The selection was based on principals’ nominations of students from their schools and then, in conjunction with departments of education across the country, they made a selection of 50 young women to go on the trip.
“Those were the days when ocean liners were the way to travel,” said Sures. “It was also a way for the young women to bond. None of us knew each other before the trip. We took an ocean liner together there and back.”
The trip was well organized, said Sures, with two of Weston’s daughters, who were only a few years older than the other participants, leading the way.
As was the case with the other participants, Sures was selected during her high school graduating year.
“The trip had a big impact on all of us,” said Sures. “It was life-changing. It gave me a greater worldview and certainly inspired me to go on to higher education. After that, I received a scholarship from the National Council of Jewish Women to attend the University of Toronto.
“I think we all … wanted to give back afterwards and try to accomplish something, give back to the community and in terms of our careers.”
Sures was married in 1957. She and her husband Richard spent a year traveling overseas, later returning to Winnipeg (where he is from).
While the Weston Girls have kept in contact to a certain extent over the years, it was not until 2003 that they decided to hold their first reunion. “The first reunion was quite significant, because it was 50 years after the Queen’s coronation,” said Sures. “As you can appreciate, we had all moved on, changed cities, most of us had gotten married.
“When a few of the women, including myself, decided we wanted to have a reunion, there was a lot of detective work involved trying to find where people were.

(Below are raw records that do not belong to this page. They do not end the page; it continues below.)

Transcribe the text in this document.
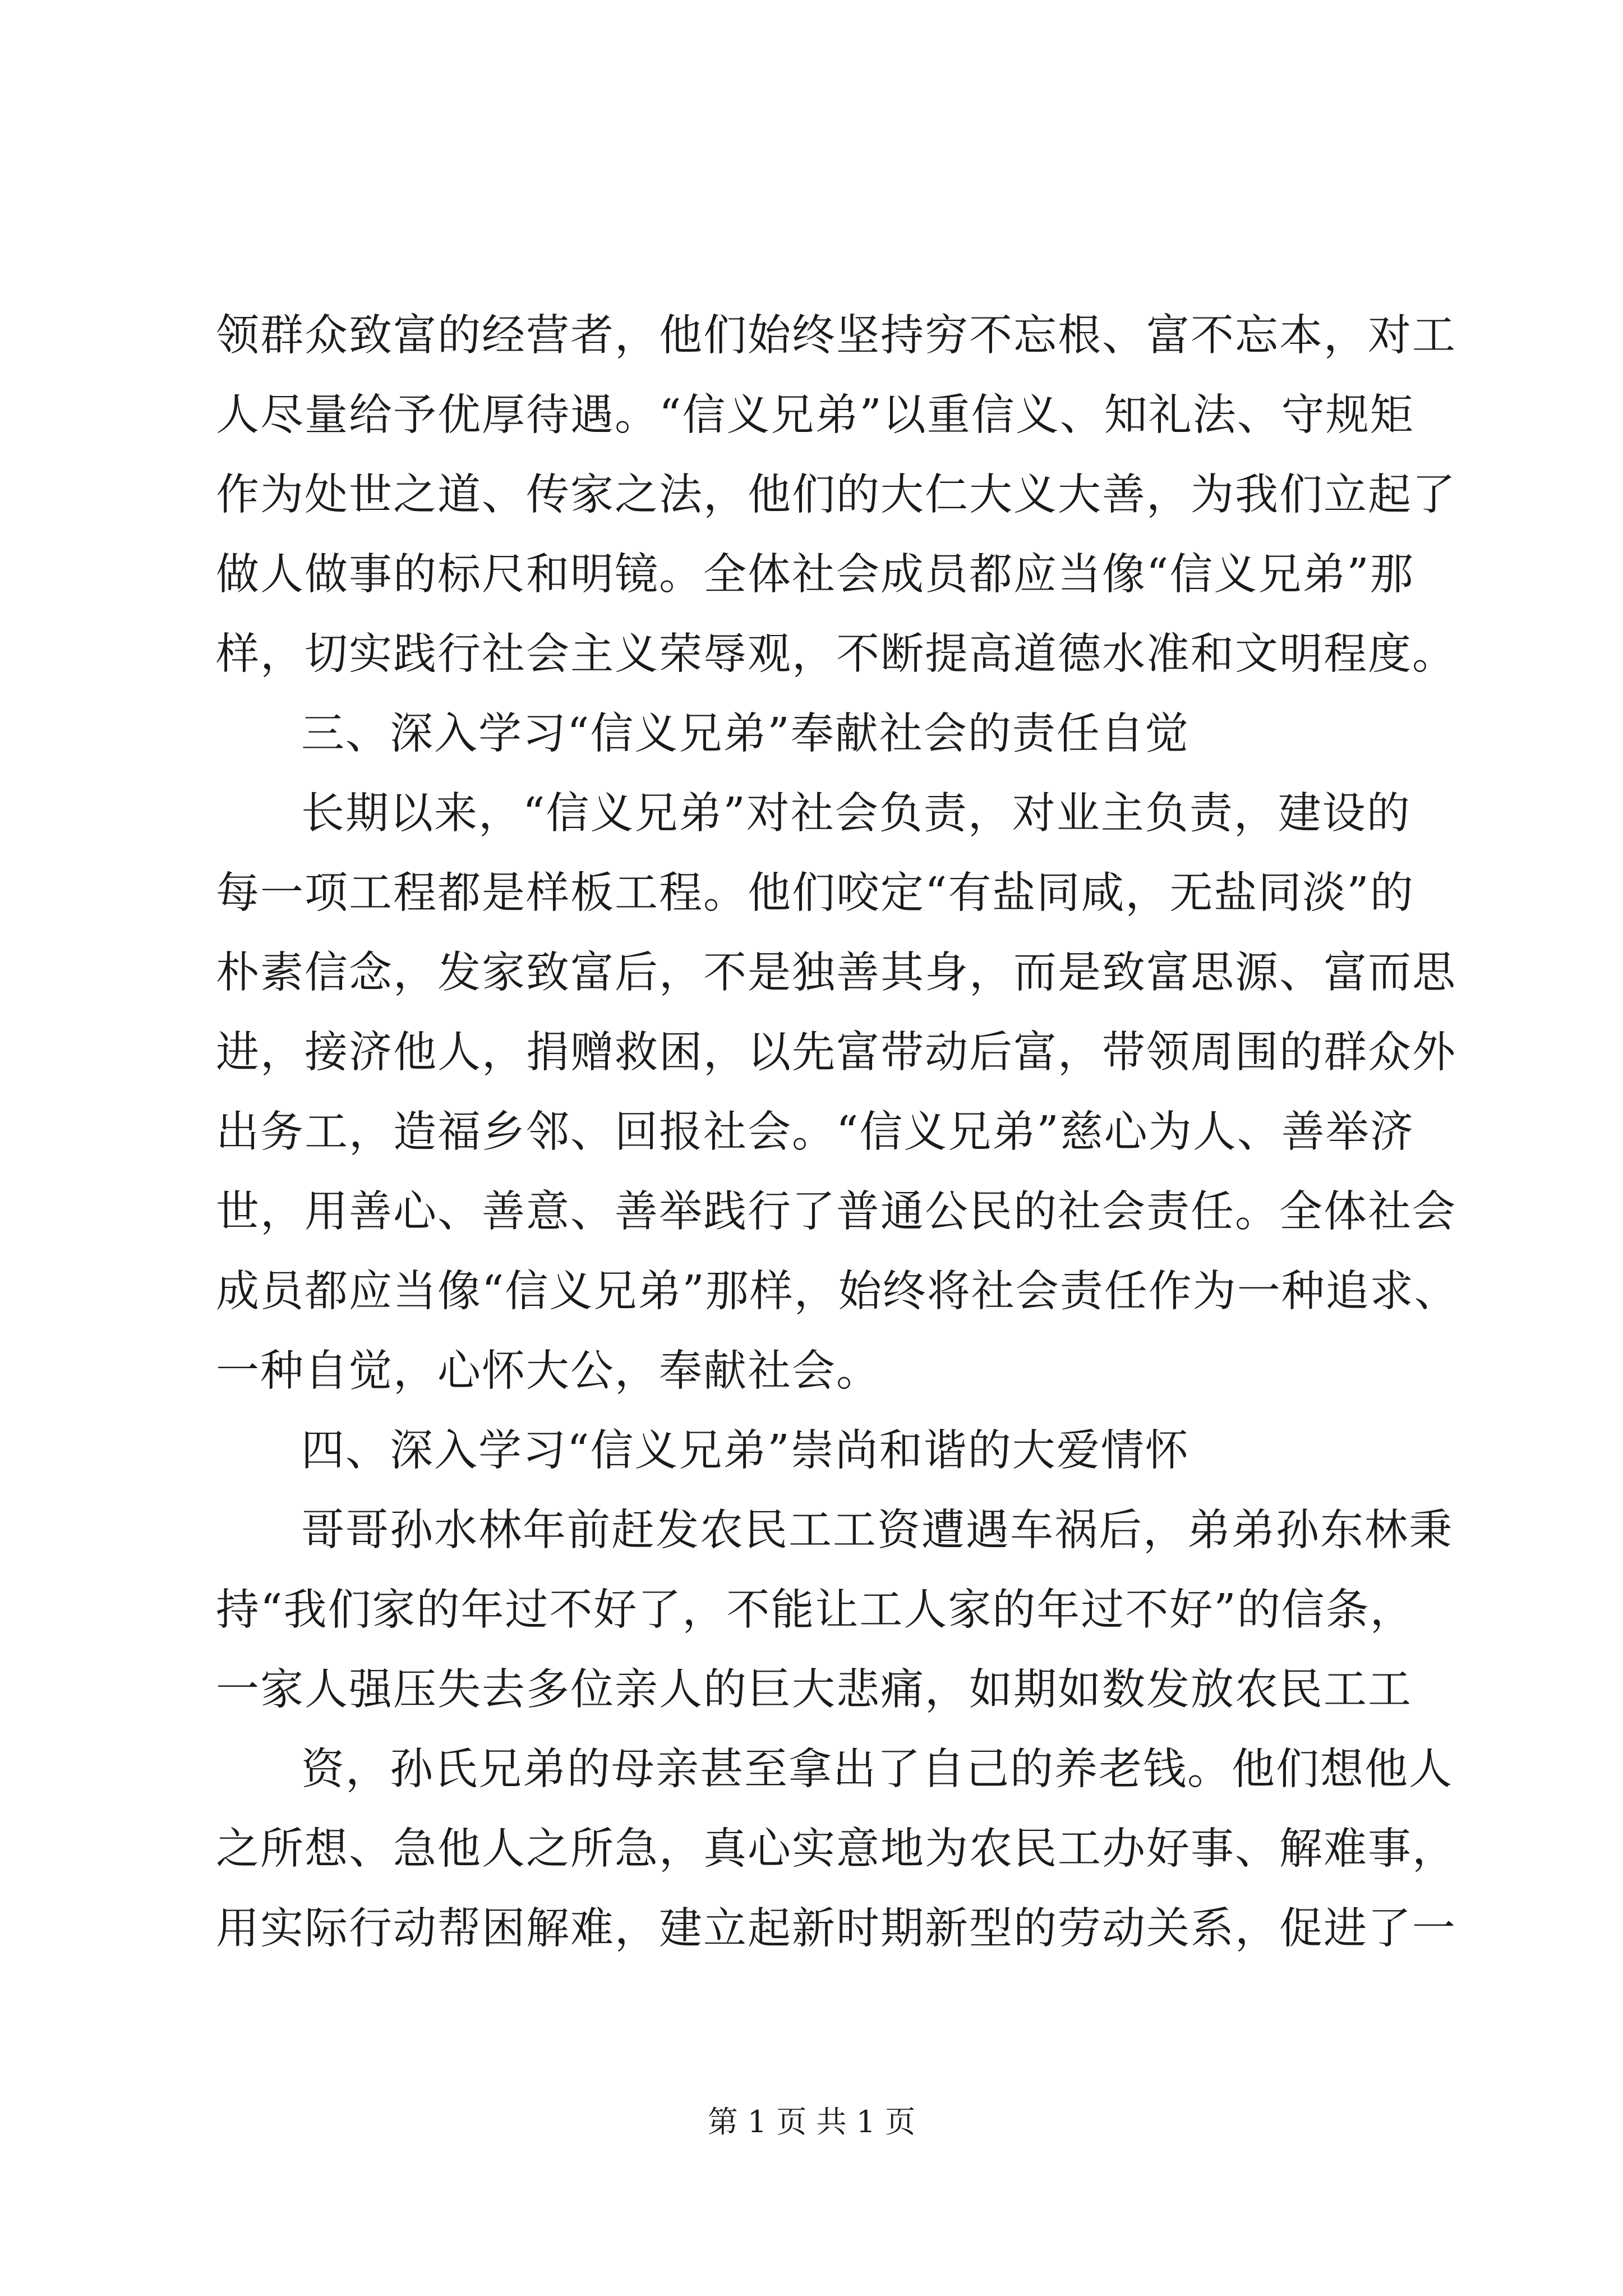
领群众致富的经营者，他们始终坚持穷不忘根、富不忘本，对工
人尽量给予优厚待遇。“信义兄弟”以重信义、知礼法、守规矩
作为处世之道、传家之法，他们的大仁大义大善，为我们立起了
做人做事的标尺和明镜。全体社会成员都应当像“信义兄弟”那
样，切实践行社会主义荣辱观，不断提高道德水准和文明程度。
三、深入学习“信义兄弟”奉献社会的责任自觉
长期以来，“信义兄弟”对社会负责，对业主负责，建设的
每一项工程都是样板工程。他们咬定“有盐同咸，无盐同淡”的
朴素信念，发家致富后，不是独善其身，而是致富思源、富而思
进，接济他人，捐赠救困，以先富带动后富，带领周围的群众外
出务工，造福乡邻、回报社会。“信义兄弟”慈心为人、善举济
世，用善心、善意、善举践行了普通公民的社会责任。全体社会
成员都应当像“信义兄弟”那样，始终将社会责任作为一种追求、
一种自觉，心怀大公，奉献社会。
四、深入学习“信义兄弟”崇尚和谐的大爱情怀
哥哥孙水林年前赶发农民工工资遭遇车祸后，弟弟孙东林秉
持“我们家的年过不好了，不能让工人家的年过不好”的信条，
一家人强压失去多位亲人的巨大悲痛，如期如数发放农民工工
资，孙氏兄弟的母亲甚至拿出了自己的养老钱。他们想他人
之所想、急他人之所急，真心实意地为农民工办好事、解难事，
用实际行动帮困解难，建立起新时期新型的劳动关系，促进了一
第 1 页 共 1 页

At the first reunion in Ottawa, we succeeded in having 38 of the original group attend.
“That first reunion sort of cemented our friendship and our desire to meet again. We had subsequent reunions in St. John’s, Nfld.; Victoria, B.C.; Burlington, Ont.; and St. Andrews by-the-Sea,” which is in New Brunswick.

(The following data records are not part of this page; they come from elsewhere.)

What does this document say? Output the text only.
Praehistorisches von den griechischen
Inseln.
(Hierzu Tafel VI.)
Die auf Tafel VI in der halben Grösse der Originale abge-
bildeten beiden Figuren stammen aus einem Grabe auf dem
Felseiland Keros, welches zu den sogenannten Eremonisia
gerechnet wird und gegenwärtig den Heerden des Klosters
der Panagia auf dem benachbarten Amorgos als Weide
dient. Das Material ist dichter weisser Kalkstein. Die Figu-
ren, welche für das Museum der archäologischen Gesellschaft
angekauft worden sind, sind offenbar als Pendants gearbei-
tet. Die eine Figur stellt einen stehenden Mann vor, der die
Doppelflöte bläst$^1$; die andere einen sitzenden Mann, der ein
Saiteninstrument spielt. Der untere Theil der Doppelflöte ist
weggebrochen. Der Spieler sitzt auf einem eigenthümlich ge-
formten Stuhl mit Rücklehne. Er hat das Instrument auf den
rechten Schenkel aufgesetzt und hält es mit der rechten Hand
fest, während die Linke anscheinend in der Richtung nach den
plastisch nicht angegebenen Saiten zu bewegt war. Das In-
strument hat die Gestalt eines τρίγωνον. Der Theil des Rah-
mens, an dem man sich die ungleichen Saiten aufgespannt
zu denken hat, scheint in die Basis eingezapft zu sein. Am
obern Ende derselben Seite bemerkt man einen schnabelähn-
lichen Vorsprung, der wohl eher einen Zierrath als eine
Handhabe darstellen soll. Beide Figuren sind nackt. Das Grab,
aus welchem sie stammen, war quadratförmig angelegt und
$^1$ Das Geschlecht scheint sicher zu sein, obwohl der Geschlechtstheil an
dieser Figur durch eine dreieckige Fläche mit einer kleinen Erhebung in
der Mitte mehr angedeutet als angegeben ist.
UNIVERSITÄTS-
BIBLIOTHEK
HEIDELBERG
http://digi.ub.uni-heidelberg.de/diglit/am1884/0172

Sures felt that this year, 2015, was time for another reunion, particularly with the establishment of the Canadian Museum for Human Rights (CMHR) in Winnipeg. She saw it as an opportune moment in history.
“I was quite thrilled, on a personal level, that 19 of the original group were able to come to Winnipeg,” said Sures.

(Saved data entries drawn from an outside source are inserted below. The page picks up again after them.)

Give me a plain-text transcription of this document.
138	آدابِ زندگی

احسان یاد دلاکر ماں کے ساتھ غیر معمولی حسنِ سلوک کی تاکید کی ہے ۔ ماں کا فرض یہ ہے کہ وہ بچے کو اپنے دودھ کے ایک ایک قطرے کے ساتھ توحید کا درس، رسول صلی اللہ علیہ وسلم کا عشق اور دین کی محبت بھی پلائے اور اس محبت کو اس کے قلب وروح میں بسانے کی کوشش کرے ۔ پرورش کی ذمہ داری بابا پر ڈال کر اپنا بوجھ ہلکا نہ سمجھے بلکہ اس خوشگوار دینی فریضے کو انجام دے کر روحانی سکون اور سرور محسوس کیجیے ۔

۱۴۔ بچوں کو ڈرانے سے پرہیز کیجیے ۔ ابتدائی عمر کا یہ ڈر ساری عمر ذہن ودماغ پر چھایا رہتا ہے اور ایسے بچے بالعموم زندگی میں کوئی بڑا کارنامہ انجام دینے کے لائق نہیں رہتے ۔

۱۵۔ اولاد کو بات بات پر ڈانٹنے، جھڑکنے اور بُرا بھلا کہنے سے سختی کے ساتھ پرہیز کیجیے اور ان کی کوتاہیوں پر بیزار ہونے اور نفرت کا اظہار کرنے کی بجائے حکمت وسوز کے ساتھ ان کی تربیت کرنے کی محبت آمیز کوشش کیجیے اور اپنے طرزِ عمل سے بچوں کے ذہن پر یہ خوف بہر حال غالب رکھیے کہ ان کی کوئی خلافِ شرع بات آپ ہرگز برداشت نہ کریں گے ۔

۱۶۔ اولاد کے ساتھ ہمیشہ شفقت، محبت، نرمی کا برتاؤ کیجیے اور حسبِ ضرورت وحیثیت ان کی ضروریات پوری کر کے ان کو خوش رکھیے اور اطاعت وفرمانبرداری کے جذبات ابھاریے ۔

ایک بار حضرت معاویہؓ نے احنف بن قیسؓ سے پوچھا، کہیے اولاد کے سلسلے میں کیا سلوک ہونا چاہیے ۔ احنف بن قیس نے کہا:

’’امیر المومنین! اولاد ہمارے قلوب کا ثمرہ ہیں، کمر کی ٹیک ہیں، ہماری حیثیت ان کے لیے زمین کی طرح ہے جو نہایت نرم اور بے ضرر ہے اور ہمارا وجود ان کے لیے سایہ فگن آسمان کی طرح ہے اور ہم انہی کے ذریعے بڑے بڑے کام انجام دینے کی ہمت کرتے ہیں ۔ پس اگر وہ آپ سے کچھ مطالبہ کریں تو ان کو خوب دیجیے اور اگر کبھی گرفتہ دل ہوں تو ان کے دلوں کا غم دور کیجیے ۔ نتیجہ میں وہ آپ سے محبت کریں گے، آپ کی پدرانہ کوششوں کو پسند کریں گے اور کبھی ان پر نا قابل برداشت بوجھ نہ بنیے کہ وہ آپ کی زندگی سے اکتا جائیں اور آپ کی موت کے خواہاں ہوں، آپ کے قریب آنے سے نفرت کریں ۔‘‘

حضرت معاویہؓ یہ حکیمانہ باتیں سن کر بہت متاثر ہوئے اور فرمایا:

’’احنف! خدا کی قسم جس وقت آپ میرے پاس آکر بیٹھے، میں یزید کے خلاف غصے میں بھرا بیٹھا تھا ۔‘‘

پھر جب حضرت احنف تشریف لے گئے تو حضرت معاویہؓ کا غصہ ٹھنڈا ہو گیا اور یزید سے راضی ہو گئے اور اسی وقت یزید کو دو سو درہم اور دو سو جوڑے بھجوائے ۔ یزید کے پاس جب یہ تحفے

The reunion lasted for four days, beginning with Sures hosting the women to a luncheon at her home, followed by a tour of the legislative buildings, and capped off by a dinner reception hosted by the lieutenant governor of Manitoba, Janice Filmon. The dinner reception, said Sures, “was very elegant and we all enjoyed it.”
On the Saturday of the reunion, participants visited CMHR and toured the Forks area, a popular local meeting place with historical significance. On Sunday, they spent the day at Assiniboine Park, touring the English Garden and Leo Mol Sculpture Garden.
“We also had a picnic in the park that day,” said Sures. “So, it was a lovely weekend, where we spent a lot of time together, but also had the chance to see the best of Winnipeg.”
Given that all of the participants are now about 80 years old, it is getting more challenging for many of them to travel. While Sures will continue to get together with some of the women in smaller groups, the next large reunion is not yet planned.
“When I go to Vancouver, which I do once a year or so, because I have children and grandchildren living there, I usually meet the women who now live on the West Coast and a couple of the women in Calgary usually fly in to get together,” said Sures. “Similarly, with people in the east – there is a group that meets in Montreal.”
Of the original group trip, Sures reflected, “I think it was just coincidental, but I was the only Jewish girl in the entire group. There were a lot of Francophone women, because of the large representation from Quebec. It gave me an opportunity to meet women from across the country, which ended up being lasting friendships.
“A lot of these friendships, as we got older, we saw each other in a different context, and some of us who maybe didn’t know each other that well on the trip became even closer friends later on.”
Rebeca Kuropatwa is a Winnipeg freelance writer.